From Embeddings to Dyson Series: Transformer Mechanics as Non-Hermitian Operator Theory
Po-Hao Chang
Abstract
Transformer architectures are typically described in algorithmic and statistical terms, leaving their internal mechanics without a familiar structural language for researchers trained in physical theories. To bridge this gap, we develop a complementary operator-theoretic framework that recasts their mechanics in a language familiar to many-body physics. Beginning from the token as a discrete index without intrinsic geometry, we show that embedding corresponds to a basis transformation into a continuous representation space.

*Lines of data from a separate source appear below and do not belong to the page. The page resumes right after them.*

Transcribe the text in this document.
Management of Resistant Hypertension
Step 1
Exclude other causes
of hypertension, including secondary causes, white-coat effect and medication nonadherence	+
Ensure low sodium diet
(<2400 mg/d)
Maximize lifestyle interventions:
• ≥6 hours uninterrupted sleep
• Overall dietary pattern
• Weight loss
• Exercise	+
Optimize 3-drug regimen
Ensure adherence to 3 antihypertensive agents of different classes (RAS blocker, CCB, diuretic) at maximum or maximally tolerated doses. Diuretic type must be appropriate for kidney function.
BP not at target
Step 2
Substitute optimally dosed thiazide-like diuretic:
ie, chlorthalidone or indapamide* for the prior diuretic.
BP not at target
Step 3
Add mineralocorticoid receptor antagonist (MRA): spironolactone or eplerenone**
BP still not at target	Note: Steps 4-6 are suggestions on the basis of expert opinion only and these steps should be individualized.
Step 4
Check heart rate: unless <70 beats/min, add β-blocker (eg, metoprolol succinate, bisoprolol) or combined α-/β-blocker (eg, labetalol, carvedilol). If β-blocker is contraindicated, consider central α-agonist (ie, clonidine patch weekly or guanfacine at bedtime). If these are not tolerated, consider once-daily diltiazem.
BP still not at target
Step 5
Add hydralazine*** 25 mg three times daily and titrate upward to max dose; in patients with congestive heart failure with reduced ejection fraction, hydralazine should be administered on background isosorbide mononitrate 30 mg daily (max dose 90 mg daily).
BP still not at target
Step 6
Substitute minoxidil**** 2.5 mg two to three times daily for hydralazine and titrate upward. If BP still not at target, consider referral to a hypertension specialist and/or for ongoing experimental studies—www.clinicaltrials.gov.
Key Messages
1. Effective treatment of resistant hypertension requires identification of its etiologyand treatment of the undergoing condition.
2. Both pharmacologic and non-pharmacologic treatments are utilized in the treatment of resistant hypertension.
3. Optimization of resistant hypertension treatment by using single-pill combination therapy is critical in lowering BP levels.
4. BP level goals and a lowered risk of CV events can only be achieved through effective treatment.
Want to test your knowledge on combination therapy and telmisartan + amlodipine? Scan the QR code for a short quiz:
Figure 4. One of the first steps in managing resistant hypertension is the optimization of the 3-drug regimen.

Once such a reference basis is established, self-attention naturally assumes the role of a non-Hermitian interaction operator, and network depth implements an ordered composition of these interactions. Within this formulation, several empirical properties of deep Transformers -- including stability at large depth, representational saturation, and the effectiveness of multi-head decomposition -- find natural structural interpretations as consequences of regulated operator composition. Together, spectral geometry, channel factorization, and normalization emerge as organizing structural logic rather than isolated architectural choices. This perspective does not rely on post-hoc analogy, but follows a constructive path in which each parallel arises from the preceding structural step. By recasting Transformer mechanics in operator language, the framework lowers the conceptual barrier between deep learning and many-body physics through shared mathematical structure, making tools and intuitions from each domain more readily legible to the other.